Kami melakukan apa yang diperintahkan. Melalui jendela mobil, saya melihat Johnny memberi uang kepada sopir yang baru. Saya pikir, "Ada yang tidak beres di sini."
Namun, saya kembali berkata kepada diri sendiri untuk tidak khawatir bahwa memang seperti itulah mestinya cara jaringan hotel berbisnis dengan perusahaan yang mereka gunakan untuk menjemput orang dari bandara.
Sopir baru pun tidak membawa kami terlalu jauh. Ia malah memarkir kendaraan di halaman sebuah restoran. Lagi-lagi, kami harus keluar dari mobil dan pindah ke mobil lain, setelah memberi uang kepada sopir lain.
Kemudian, sopir ketiga membawa kami ke sebuah rumah, dan kami diserah-terimakan lagi.
Sopir keempat ini membawa pistol. Ia memaksa kami untuk masuk ke dalam mobil dan membawa kami ke sebuah rumah di Brooklyn, lalu ia mengetuk pintu, memanggil "Mama-san! Gadis baru!"
Pada saat itu saya langsung panik karena saya tahu 'Mama-san' berarti mami-mami germo rumah bordil. Namun, kami tidak bisa apa-apa karena ditodong pistol.
Pintu terbuka dan saya melihat seorang gadis kecil, mungkin usia 12 tahun atau 13 tahun, tergeletak di lantai.
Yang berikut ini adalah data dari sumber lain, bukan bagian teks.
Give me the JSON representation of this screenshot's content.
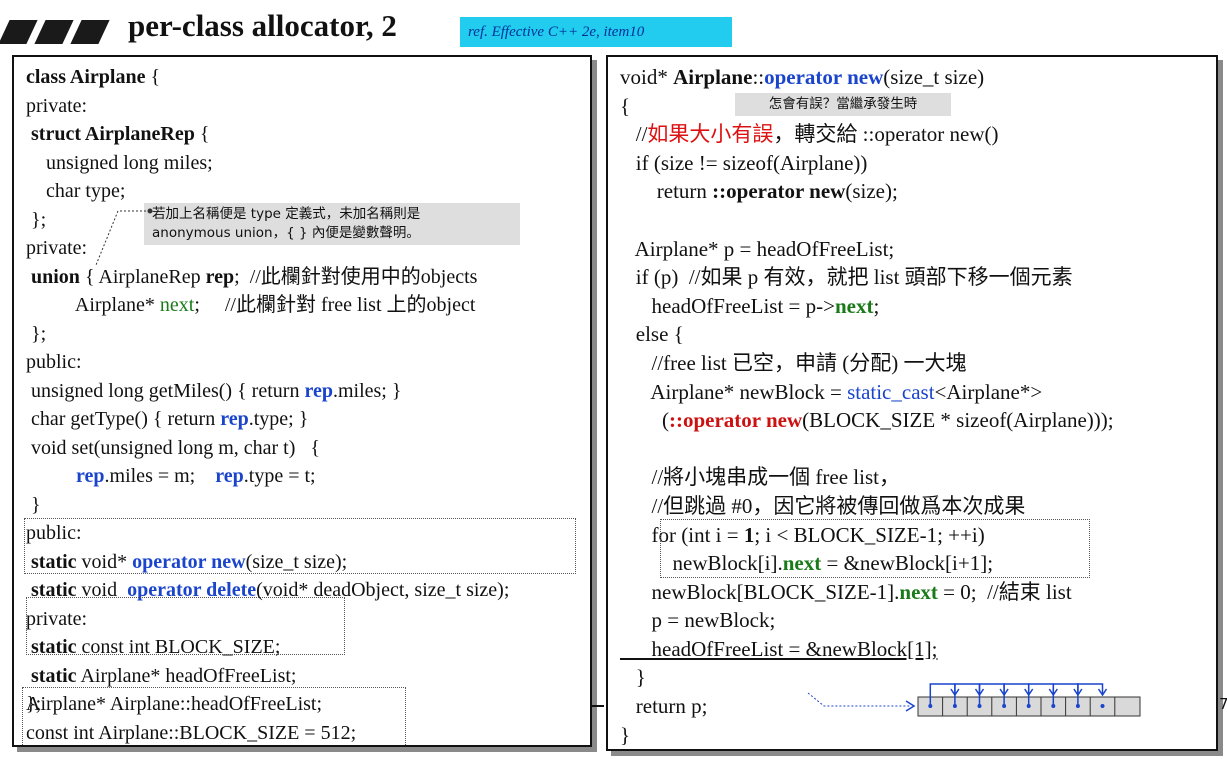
{
  "header": {
    "title": "per-class allocator, 2",
    "ref": "ref. Effective C++ 2e, item10"
  },
  "left_code": [
    [
      {
        "t": "class Airplane",
        "c": "b"
      },
      {
        "t": " {"
      }
    ],
    [
      {
        "t": "private:"
      }
    ],
    [
      {
        "t": " struct AirplaneRep",
        "c": "b"
      },
      {
        "t": " {"
      }
    ],
    [
      {
        "t": "    unsigned long miles;"
      }
    ],
    [
      {
        "t": "    char type;"
      }
    ],
    [
      {
        "t": " };"
      }
    ],
    [
      {
        "t": "private:"
      }
    ],
    [
      {
        "t": " union",
        "c": "b"
      },
      {
        "t": " { AirplaneRep "
      },
      {
        "t": "rep",
        "c": "b"
      },
      {
        "t": ";  //此欄針對使用中的objects"
      }
    ],
    [
      {
        "t": "          Airplane* "
      },
      {
        "t": "next",
        "c": "green"
      },
      {
        "t": ";     //此欄針對 free list 上的object"
      }
    ],
    [
      {
        "t": " };"
      }
    ],
    [
      {
        "t": "public:"
      }
    ],
    [
      {
        "t": " unsigned long getMiles() { return "
      },
      {
        "t": "rep",
        "c": "b blue"
      },
      {
        "t": ".miles; }"
      }
    ],
    [
      {
        "t": " char getType() { return "
      },
      {
        "t": "rep",
        "c": "b blue"
      },
      {
        "t": ".type; }"
      }
    ],
    [
      {
        "t": " void set(unsigned long m, char t)   {"
      }
    ],
    [
      {
        "t": "          "
      },
      {
        "t": "rep",
        "c": "b blue"
      },
      {
        "t": ".miles = m;    "
      },
      {
        "t": "rep",
        "c": "b blue"
      },
      {
        "t": ".type = t;"
      }
    ],
    [
      {
        "t": " }"
      }
    ],
    [
      {
        "t": "public:"
      }
    ],
    [
      {
        "t": " static",
        "c": "b"
      },
      {
        "t": " void* "
      },
      {
        "t": "operator new",
        "c": "b blue"
      },
      {
        "t": "(size_t size);"
      }
    ],
    [
      {
        "t": " static",
        "c": "b"
      },
      {
        "t": " void  "
      },
      {
        "t": "operator delete",
        "c": "b blue"
      },
      {
        "t": "(void* deadObject, size_t size);"
      }
    ],
    [
      {
        "t": "private:"
      }
    ],
    [
      {
        "t": " static",
        "c": "b"
      },
      {
        "t": " const int BLOCK_SIZE;"
      }
    ],
    [
      {
        "t": " static",
        "c": "b"
      },
      {
        "t": " Airplane* headOfFreeList;"
      }
    ],
    [
      {
        "t": "};"
      }
    ]
  ],
  "left_defs": [
    [
      {
        "t": "Airplane* Airplane::headOfFreeList;"
      }
    ],
    [
      {
        "t": "const int Airplane::BLOCK_SIZE = 512;"
      }
    ]
  ],
  "right_code": [
    [
      {
        "t": "void* "
      },
      {
        "t": "Airplane",
        "c": "b"
      },
      {
        "t": "::"
      },
      {
        "t": "operator new",
        "c": "b blue"
      },
      {
        "t": "(size_t size)"
      }
    ],
    [
      {
        "t": "{"
      }
    ],
    [
      {
        "t": "   //"
      },
      {
        "t": "如果大小有誤",
        "c": "red"
      },
      {
        "t": "，轉交給 ::operator new()"
      }
    ],
    [
      {
        "t": "   if (size != sizeof(Airplane))"
      }
    ],
    [
      {
        "t": "       return "
      },
      {
        "t": "::operator new",
        "c": "b"
      },
      {
        "t": "(size);"
      }
    ],
    [
      {
        "t": ""
      }
    ],
    [
      {
        "t": "   Airplane* p = headOfFreeList;"
      }
    ],
    [
      {
        "t": "   if (p)  //如果 p 有效，就把 list 頭部下移一個元素"
      }
    ],
    [
      {
        "t": "      headOfFreeList = p->"
      },
      {
        "t": "next",
        "c": "b green"
      },
      {
        "t": ";"
      }
    ],
    [
      {
        "t": "   else {"
      }
    ],
    [
      {
        "t": "      //free list 已空，申請 (分配) 一大塊"
      }
    ],
    [
      {
        "t": "      Airplane* newBlock = "
      },
      {
        "t": "static_cast",
        "c": "blue"
      },
      {
        "t": "<Airplane*>"
      }
    ],
    [
      {
        "t": "        ("
      },
      {
        "t": "::operator new",
        "c": "redb"
      },
      {
        "t": "(BLOCK_SIZE * sizeof(Airplane)));"
      }
    ],
    [
      {
        "t": ""
      }
    ],
    [
      {
        "t": "      //將小塊串成一個 free list，"
      }
    ],
    [
      {
        "t": "      //但跳過 #0，因它將被傳回做爲本次成果"
      }
    ],
    [
      {
        "t": "      for (int i = "
      },
      {
        "t": "1",
        "c": "b"
      },
      {
        "t": "; i < BLOCK_SIZE-1; ++i)"
      }
    ],
    [
      {
        "t": "          newBlock[i]."
      },
      {
        "t": "next",
        "c": "b green"
      },
      {
        "t": " = &newBlock[i+1];"
      }
    ],
    [
      {
        "t": "      newBlock[BLOCK_SIZE-1]."
      },
      {
        "t": "next",
        "c": "b green"
      },
      {
        "t": " = 0;  //結束 list"
      }
    ],
    [
      {
        "t": "      p = newBlock;"
      }
    ],
    [
      {
        "t": "      headOfFreeList = &newBlock[1];",
        "c": "ul"
      }
    ],
    [
      {
        "t": "   }"
      }
    ],
    [
      {
        "t": "   return p;"
      }
    ],
    [
      {
        "t": "}"
      }
    ]
  ],
  "notes": {
    "union_note": "若加上名稱便是 type 定義式，未加名稱則是\nanonymous union，{ } 內便是變數聲明。",
    "inherit_note": "怎會有誤？當繼承發生時"
  },
  "page_number": "7"
}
Ia berteriak saat sekelompok pria menendangnya bergantian. Darah terlihat mengalir dari hidungnya. Ia melolong, dan menjerit kesakitan. Salah satu pria tersenyum dan mulai memainkan tongkat bisbol di depan saya, seolah-olah itu adalah peringatan.
Sangat ketakutan
Hanya beberapa jam setelah kedatangan saya di AS, saya dipaksa untuk melakukan hubungan seksual.
Saya sangat ketakutan, tetapi sesuatu tebersit di pikiran saya, semacam naluri untuk bertahan hidup. Saya mempelajarinya saat menyaksikan tindak kekerasan pertama.
Keesokan harinya, Johnny muncul dan meminta maaf panjang lebar atas segala yang telah terjadi pada kami setelah berpisah. Ia mengatakan, pasti ada kekeliruan.
Hari itu, kami akan difoto untuk kartu identitas. Kami akan dijemput untuk membeli seragam dan kemudian kami akan pergi ke hotel di Chicago untuk mulai bekerja.
"Kita akan baik-baik saja," katanya, sambil mengusap punggung saya. "Hal ini tidak akan terjadi lagi." Saya percaya kepadanya.
Setelah hal-hal buruk yang baru saja saya alami, ia seperti malaikat bagi saya. "Oke," kata saya. "Mimpi buruk sudah berakhir. Sekarang saya akan pergi ke Chicago untuk memulai pekerjaan saya."
Seorang pria datang dan membawa kami ke sebuah studio foto, untuk difoto, kemudian ia mengantar kami ke sebuah toko untuk membeli seragam. Namun, ternyata, itu adalah sebuah toko lingerie, yang dipenuhi pakaian-pakaian seksi yang terlihat minim, berenda, sesuatu yang belum pernah saya lihat sebelumnya. Pakaian-pakaian yang bukanlah "seragam".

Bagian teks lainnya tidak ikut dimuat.